Saturday, November 5, 2016

Centennial of an Outrage—The Everett Massacre

Exactly one hundred years ago today two boat loads of Wobbly militants approached the dock of a Washington State lumber town.  They were coming to support a bitter strike by another and competing labor union.  For the IWW militants singing on the deck solidarity with fellow workers was more important than the union card in the overalls or dues button on a cap.  Before they could tie up, they were met by a hail of gun fire.  At least five were killed—others fell overboard and were never found and more than two score treated for wounds.  When the boats limped back to Seattle, the survivors were arrested and put on trial for murder.  It was one of the most celebrated outrages of a bloody era of open class warfare.
The Centennial is being marked by several events.  The city of Everett, which once held up the Sherriff and his posse of special deputies and company thugs as heroes and later tried to erase all memory of the event is now embracing a sympathetic commemoration.
Last night, November 4 Jason Webley and friends presented 100 Years Ago Tomorrow at the historic Everett Theater.   Performers, including organizer Webley, Tomo Nakayama, Kevin Murphy of the Moondoggies and others created original material based on their research on the events and the lives of the people involved.  Conor Casey, a labor archivist at the University of Washington noted that the theatrical concert was an apt medium “The Wobblies were so about culture creation,” he said, with songbooks, newspapers, and a long history of street-theatrics and satirical cartoons. “I call it the first punk rock—it’s got that irony, that sardonic take on the events of the day. It’s current.”
The Everett Public Library has been running a series of events since October 15 and continuing to November 15 that includes films, lectures by labor historians, presentations on the dangerous craft of shingle weaving, concerts, and art work.  Today at 2 pm, November 5 they will present a screening of the film Verona, a documentary by Denise Ohio piecing together the events of the Everett followed by a a question and answer session the filmmaker and historian David Dilgard.  On Sunday at 1 pm they will present The Trial of Thomas Tracy, a talk by King County Superior Court Judge Jim Rogers giving a contemporary view of the trial of Thomas Tracy, one of 74 IWW members arrested for murder in the aftermath of the Massacre, and the only one ever brought to trial.  Then at 2:30 the Seattle duo Rebel VoicesSusan Lewis and Janet Stecher—give their passionate, humorous interpretations of the songs of the Industrial Workers of the World. The concert was funded by the City of Everett Municipal Employees, AFSCME Local 113.
Of course modern Wobblies are johnny-on-the-spot with their own event which they hope till encourage the re-establishment of an IWW presence in the history town.  “IWW members in the Northwest and all of our friends in the union and radical workers movement will commemorate the 100th anniversary of the Everett Massacre. Meet at the west end of Hewitt Avenue in Everett in front of the Anchor Pub, 1001 Hewitt at 1:30 pm Saturday. We will lay wreaths and march up the street 7 blocks to the site of the 1916 IWW Free Speech Fight, the destination of the Wobblies aboard the boat.”

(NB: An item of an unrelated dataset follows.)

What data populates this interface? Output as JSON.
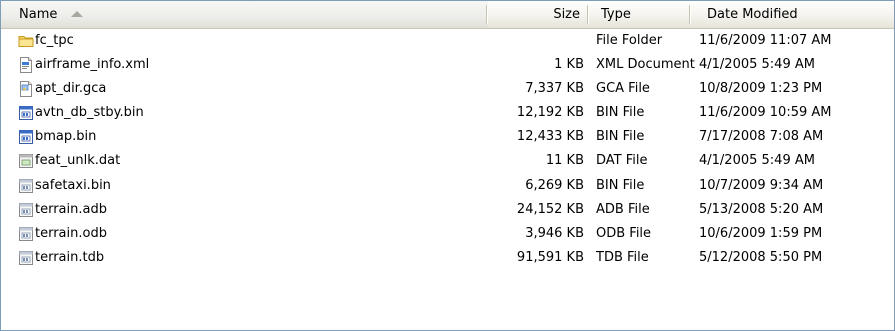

Shingle weaving was the highly dangerous craft of cutting cedar shakes using a series of saws and shears.  Many men lost fingers or hands in the unguarded equipment.

Back in 1916 the town of Everett in the heart of Washington state’s timber region was not what you would call a labor friendly town.  The city and surrounding Snohomish County governments were firmly in the hands of lumber and commercial interests determined to keep any kind of unionism out of the woods.  And they meant to enforce their will with special deputies and vigilantes organized by the Commercial Club.  Things had been dangerous for unionists for some time.  On November 5 they turned deadly when two boats of Wobblies tried to dock for a rally in support of striking AFL Shingle weavers.
1916 was a panic year and around the country construction ground to a near halt and with it demand for lumber.  Already tense with long term efforts of both the American Federation of Labor and the more militant Industrial Workers of the World (IWW) to organize in the woods, industry bosses decided to step up opposition. 
The IWW was especially feared.  It had already launched several Free Speech Fights clogging local jails with prisoners for the right to soap box.  That soap boxing was an important organizing tool to educate men and break the power of the job sharks who contracted labor for the remote lumber camps.  Worse, even without formal recognition, IWW job delegates were organizing in the camps, getting men to lay down their tools after 8 hours, burning vermin infested bedding, and abandoning camps entirely at critical production times.  The union was thus able to actually enforce working conditions even where the bosses would not speak to it.
An IWW recruitment cartoon highlighting the crowded and primitive conditions of the lumber camps.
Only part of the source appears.